Musik als Brücke zur Sprache
Kurz vor unserem allerersten Zusammentreffen ließ mich Eugen Zak wissen, dass er Opern-Sänger sei. Verwirrung. Wie kommt ein Opern-Sänger dazu, an der Qingdao-Universität Deutsch und deutsche Literatur zu lehren? „Neben dem Studium des klassischen Gesangs habe ich auch einen Lehramtsabschluss für die gymnasiale Stufe. In Englisch und Musik“, erklärt er. Vom Lehramt für Englisch sei es zu DaF, Deutsch als Fremdsprache, nicht mehr weit. Ruth Schimanowski, die Repräsentantin des Deutschen Akademischen Austauschdienstes DAAD in Peking, begeistert diese Kombination. Die Lektoren sollten ja „Botschafter der deutschen Kultur“ sein. Das ist mehr als reiner Sprachunterricht. Als solch einen Kultur-Botschafter sieht sich auch Eugen Zak. „Brückenbauer“ nennt er es. Ihm geht es darum, Fundamente bestehender Brücken zu festigen und neue Brücken aufzubauen. Musik sieht er als wichtiges Verbindungsglied. Deutsche Klassik könne helfen, deutsche Geschichte und Literatur auf eine andere Weise zu verstehen. Sprache mehrdimensional zu vermitteln, ist sein Ansatz. Klassische Lyrik könne verständlicher werden, wenn sie nicht nur gelesen, sondern auch in Schumann-Vertonung gehört werde. „Moll und Dur geben einen ganz anderen Zugang zu den unterschiedlichen Stimmungen.“
Dem Elan des jungen Mannes scheinen keine Grenzen gesetzt zu sein. Mit den Studenten hat er einen Chor gegründet. Wöchentlich proben sie deutsche Volkslieder. Ursprünglich war die Idee, die deutsche Botschafterin bei ihrem im Oktober geplanten Besuch musikalisch zu begrüßen. Der Besuch ist Corona zum Opfer gefallen. Aufgeschoben, nicht aufgehoben.
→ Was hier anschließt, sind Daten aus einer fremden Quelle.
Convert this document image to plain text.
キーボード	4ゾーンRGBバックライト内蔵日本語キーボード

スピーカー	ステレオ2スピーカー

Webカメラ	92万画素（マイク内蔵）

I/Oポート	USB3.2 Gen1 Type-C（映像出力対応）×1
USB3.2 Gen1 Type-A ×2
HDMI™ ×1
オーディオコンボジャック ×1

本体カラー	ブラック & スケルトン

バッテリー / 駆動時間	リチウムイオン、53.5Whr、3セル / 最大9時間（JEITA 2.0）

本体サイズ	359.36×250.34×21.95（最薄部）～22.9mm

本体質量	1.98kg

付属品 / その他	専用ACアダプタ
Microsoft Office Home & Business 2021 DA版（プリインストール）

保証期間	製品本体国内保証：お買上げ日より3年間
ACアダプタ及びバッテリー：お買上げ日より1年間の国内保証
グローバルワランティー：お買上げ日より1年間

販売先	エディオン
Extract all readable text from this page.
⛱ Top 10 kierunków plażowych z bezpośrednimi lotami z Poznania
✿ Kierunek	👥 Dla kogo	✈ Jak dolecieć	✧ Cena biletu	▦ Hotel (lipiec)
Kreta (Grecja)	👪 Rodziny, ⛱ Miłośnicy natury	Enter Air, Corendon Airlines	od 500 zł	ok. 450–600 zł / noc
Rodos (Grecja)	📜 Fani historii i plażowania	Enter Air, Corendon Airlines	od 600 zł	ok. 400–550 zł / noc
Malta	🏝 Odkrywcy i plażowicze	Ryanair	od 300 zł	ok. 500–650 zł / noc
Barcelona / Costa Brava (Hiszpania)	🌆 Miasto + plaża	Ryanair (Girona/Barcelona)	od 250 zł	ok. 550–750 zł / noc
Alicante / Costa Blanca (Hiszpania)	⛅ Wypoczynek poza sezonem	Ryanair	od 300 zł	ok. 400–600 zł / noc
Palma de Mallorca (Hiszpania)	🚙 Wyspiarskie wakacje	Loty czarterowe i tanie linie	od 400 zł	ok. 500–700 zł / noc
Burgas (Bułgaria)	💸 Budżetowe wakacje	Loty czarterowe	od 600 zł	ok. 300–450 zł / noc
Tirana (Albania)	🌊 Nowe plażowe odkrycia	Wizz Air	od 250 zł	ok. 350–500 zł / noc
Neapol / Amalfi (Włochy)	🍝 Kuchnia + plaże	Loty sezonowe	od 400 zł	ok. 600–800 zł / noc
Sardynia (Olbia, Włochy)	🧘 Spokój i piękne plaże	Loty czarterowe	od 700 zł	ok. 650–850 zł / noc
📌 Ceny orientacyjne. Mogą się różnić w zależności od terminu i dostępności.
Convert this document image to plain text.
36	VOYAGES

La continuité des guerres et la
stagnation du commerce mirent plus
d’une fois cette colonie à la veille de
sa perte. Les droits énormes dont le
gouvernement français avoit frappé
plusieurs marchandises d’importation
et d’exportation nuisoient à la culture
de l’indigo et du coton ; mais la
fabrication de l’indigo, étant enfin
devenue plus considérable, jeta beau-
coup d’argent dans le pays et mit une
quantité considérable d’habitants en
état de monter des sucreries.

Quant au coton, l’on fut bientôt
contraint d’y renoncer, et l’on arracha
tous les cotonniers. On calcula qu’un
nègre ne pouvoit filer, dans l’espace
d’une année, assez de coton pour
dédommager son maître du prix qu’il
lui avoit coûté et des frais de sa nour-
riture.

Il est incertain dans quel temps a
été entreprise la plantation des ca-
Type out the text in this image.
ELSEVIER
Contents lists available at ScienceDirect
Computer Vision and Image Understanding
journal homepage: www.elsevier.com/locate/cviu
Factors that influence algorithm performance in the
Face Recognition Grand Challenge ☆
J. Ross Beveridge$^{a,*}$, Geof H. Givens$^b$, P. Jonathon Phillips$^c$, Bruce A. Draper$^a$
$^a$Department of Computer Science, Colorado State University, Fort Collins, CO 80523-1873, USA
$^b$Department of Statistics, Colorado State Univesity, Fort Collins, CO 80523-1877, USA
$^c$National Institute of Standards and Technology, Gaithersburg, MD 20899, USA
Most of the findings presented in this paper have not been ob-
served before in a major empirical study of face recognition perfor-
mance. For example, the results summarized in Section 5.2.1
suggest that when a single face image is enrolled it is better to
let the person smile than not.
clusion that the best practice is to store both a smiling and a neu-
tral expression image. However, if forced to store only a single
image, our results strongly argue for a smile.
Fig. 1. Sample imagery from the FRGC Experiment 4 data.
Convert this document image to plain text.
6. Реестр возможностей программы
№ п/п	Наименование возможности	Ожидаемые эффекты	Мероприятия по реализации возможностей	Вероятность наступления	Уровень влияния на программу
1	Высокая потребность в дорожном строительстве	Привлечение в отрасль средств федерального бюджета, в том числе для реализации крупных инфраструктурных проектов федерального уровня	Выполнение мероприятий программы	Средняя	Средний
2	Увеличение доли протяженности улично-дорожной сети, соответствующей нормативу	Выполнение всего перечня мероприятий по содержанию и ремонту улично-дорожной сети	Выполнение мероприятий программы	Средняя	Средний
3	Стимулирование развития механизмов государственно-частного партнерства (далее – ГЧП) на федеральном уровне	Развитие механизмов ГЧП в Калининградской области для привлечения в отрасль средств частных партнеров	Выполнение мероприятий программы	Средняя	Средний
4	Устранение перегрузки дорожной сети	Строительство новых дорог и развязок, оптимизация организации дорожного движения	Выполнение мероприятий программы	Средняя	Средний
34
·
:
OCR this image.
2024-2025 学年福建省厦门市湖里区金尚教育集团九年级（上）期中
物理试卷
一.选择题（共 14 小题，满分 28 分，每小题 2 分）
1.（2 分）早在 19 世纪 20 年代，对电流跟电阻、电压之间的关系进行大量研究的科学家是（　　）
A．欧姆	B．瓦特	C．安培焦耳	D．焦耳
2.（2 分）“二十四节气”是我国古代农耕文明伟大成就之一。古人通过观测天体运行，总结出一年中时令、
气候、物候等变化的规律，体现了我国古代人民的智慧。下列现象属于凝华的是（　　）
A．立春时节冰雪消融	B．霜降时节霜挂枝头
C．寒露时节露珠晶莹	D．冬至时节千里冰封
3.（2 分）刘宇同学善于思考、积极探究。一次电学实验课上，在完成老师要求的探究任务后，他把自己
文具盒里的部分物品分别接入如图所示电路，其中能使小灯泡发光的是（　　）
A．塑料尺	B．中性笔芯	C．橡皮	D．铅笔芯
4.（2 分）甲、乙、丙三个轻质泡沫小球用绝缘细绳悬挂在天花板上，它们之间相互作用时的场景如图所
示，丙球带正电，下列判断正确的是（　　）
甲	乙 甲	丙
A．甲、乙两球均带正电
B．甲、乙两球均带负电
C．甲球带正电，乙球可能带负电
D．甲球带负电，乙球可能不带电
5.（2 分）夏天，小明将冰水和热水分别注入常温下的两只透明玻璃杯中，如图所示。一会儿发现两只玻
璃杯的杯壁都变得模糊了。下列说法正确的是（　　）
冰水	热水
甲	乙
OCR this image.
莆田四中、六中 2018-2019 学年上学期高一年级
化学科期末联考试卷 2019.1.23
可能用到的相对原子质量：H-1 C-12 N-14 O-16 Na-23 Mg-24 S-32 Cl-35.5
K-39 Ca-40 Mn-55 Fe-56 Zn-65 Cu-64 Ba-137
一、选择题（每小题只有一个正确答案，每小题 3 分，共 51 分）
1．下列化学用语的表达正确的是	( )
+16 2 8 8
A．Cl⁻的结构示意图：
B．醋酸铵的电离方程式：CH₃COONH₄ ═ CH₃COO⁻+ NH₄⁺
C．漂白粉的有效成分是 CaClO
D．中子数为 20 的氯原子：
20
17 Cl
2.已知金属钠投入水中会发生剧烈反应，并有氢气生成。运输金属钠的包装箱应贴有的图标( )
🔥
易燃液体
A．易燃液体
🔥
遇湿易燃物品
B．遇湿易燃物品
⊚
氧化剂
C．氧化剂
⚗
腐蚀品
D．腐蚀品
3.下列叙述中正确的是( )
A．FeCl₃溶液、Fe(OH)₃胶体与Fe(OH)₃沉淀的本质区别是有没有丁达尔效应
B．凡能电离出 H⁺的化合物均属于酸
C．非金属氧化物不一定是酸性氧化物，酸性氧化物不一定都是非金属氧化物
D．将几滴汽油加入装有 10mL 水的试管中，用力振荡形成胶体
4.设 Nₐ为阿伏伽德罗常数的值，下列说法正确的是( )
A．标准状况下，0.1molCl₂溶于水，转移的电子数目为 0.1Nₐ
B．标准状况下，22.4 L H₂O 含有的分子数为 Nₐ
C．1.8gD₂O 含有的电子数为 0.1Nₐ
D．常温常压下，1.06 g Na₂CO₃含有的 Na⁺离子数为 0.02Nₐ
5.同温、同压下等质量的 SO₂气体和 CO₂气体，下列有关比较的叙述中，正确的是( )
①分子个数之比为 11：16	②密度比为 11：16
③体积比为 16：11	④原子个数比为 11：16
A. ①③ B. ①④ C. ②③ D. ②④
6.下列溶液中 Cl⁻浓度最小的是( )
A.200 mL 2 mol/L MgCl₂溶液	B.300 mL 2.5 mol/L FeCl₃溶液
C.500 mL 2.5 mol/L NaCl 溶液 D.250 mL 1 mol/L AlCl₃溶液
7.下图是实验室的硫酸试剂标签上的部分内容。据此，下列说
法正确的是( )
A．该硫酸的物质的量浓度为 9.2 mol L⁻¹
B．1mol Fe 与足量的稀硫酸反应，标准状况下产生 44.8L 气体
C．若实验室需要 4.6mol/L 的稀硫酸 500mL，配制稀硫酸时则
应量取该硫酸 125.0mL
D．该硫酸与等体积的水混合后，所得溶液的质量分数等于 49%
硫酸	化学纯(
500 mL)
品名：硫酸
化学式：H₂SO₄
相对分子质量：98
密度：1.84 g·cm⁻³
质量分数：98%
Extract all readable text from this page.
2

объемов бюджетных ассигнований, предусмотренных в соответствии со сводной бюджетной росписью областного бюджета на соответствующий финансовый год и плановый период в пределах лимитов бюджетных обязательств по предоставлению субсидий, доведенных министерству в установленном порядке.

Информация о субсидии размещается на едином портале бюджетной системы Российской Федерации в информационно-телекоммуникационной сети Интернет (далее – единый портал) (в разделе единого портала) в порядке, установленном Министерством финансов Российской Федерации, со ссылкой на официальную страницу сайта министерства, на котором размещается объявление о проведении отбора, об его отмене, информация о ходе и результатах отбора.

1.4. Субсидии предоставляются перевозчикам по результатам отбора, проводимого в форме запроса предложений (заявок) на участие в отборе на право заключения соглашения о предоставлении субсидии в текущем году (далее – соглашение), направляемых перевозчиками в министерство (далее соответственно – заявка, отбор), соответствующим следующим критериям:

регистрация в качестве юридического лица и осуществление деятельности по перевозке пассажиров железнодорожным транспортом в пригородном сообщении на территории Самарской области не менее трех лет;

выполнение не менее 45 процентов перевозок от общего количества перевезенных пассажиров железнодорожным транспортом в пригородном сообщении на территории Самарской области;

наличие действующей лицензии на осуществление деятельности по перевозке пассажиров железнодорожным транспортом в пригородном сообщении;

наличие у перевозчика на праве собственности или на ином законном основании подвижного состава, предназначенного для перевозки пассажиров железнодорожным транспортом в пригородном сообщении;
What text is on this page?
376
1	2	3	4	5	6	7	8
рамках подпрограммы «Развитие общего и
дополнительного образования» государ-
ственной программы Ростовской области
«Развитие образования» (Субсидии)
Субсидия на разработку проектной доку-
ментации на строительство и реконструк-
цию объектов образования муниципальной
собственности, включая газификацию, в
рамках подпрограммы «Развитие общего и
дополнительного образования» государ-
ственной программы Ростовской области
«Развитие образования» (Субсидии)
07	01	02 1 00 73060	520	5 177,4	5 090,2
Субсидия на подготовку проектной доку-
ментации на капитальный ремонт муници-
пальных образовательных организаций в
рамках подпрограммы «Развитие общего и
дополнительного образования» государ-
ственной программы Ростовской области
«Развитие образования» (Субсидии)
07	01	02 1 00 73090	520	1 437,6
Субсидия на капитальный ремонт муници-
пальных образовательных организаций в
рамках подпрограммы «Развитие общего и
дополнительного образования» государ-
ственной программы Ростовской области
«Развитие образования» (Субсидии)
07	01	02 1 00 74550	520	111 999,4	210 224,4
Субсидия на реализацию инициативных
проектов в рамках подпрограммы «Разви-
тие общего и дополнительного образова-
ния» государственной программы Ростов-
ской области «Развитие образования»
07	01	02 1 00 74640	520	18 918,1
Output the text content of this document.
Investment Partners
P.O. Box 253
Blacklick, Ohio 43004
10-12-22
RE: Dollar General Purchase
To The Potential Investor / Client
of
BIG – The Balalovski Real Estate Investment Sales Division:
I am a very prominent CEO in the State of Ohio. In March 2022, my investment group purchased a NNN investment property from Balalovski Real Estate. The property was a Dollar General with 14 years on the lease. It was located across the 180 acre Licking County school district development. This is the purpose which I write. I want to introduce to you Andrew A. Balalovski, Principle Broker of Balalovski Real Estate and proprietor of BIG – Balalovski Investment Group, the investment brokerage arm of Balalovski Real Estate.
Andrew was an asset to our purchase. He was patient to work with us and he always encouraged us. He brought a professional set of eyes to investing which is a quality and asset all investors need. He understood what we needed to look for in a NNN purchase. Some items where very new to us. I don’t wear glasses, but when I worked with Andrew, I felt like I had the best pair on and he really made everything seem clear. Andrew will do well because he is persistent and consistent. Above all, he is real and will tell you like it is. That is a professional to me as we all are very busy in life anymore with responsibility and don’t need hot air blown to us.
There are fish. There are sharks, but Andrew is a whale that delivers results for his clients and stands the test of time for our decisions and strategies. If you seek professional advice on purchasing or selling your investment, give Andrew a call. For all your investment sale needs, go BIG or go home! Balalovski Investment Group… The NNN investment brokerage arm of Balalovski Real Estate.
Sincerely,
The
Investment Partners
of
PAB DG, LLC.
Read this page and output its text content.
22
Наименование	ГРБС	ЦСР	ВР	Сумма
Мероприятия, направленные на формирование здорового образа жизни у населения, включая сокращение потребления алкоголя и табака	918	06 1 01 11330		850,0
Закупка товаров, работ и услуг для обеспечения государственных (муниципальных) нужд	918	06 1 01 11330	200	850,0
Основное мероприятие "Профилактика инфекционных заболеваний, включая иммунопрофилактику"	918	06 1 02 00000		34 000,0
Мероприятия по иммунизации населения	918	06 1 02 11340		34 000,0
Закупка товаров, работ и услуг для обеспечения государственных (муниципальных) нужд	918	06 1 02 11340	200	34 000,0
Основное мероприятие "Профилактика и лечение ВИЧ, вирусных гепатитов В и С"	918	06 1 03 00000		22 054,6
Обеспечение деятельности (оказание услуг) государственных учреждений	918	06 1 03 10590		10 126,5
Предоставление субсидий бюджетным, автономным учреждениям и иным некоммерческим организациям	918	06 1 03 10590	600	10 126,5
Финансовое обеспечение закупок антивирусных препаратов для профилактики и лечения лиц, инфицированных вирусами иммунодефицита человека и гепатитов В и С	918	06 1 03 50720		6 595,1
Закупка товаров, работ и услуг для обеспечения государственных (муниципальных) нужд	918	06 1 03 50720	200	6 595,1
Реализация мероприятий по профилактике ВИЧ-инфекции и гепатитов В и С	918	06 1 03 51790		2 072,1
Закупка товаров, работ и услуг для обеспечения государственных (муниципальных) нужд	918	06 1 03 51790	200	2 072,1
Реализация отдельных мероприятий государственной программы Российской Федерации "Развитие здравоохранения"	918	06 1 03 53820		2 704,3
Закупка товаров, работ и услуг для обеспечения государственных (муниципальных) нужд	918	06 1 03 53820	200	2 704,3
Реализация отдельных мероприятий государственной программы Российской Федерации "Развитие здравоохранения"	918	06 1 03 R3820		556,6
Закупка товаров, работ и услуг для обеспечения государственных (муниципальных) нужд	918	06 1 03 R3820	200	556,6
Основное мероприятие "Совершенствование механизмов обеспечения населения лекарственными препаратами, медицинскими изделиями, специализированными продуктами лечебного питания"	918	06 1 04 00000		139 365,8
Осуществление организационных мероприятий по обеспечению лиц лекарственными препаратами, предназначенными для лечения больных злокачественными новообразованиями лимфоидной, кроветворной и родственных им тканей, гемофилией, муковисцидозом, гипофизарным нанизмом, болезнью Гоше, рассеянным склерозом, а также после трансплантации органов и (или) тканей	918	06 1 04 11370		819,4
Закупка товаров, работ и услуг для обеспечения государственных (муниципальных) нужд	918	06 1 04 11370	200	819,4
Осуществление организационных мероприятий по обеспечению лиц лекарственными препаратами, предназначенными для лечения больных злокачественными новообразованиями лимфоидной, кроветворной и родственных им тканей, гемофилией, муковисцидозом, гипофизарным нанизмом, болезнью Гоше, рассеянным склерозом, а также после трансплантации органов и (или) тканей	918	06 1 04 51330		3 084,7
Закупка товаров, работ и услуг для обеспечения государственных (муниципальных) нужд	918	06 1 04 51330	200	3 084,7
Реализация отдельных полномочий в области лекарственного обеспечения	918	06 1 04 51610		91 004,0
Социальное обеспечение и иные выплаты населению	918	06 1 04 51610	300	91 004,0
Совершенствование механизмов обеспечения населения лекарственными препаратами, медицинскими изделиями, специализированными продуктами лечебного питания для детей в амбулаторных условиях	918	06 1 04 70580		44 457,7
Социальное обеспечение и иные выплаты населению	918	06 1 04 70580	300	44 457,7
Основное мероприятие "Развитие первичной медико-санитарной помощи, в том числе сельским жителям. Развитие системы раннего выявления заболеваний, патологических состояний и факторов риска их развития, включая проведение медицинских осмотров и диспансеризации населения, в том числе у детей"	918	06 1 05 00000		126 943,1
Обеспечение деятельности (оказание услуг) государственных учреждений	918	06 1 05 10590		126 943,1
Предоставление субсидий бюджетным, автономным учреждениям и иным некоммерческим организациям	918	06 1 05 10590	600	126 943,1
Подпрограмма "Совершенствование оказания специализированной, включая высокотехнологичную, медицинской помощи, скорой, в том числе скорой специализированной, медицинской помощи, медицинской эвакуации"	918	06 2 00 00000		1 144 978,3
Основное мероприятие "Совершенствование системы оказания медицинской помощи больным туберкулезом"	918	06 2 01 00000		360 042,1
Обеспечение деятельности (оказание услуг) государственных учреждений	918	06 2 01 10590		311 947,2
„In der Literaturwissenschaft lässt sich ganz wunderbar eine Brücke zur Musik schlagen. Viele Gedichte und auch Passagen aus Prosawerken sind vertont. Die Musikkomponente erlaubt es den Studenten einen tieferen Zugang zur deutschen Literatur zu bekommen, tiefer, als wenn ich die Gedichte nur theoretische analysieren würde. Das sehe ich sehr deutlich an den Gesichtern der Studierenden. Dur und Moll. Die unterschiedlichen Stimmungen machen die Sprache aus einem anderen Jahrhundert verständlicher.“
Der Chor besteht weiter. „Den Studis habe ich gesagt: Ihr müsst nicht weitermachen, nur weil Euer Lehrer das will“, erzählt Eugen Zak, um dann mit leuchtenden Augen zu ergänzen, keiner „seiner“ Sänger sei abgesprungen. „Sie finden es ‚cool‘, deutsche Volkslieder mehrstimmig zu singen. “Etwas Besseres kann sich die Germanistik an der Qingdao-Universität nicht wünschen, als einen jungen Dozenten, der nicht nur stur sein Programm abwickelt, sondern mit Begeisterung und ausgefallenen Ideen die Deutsch-Studierenden zu Höchstleistungen antreibt.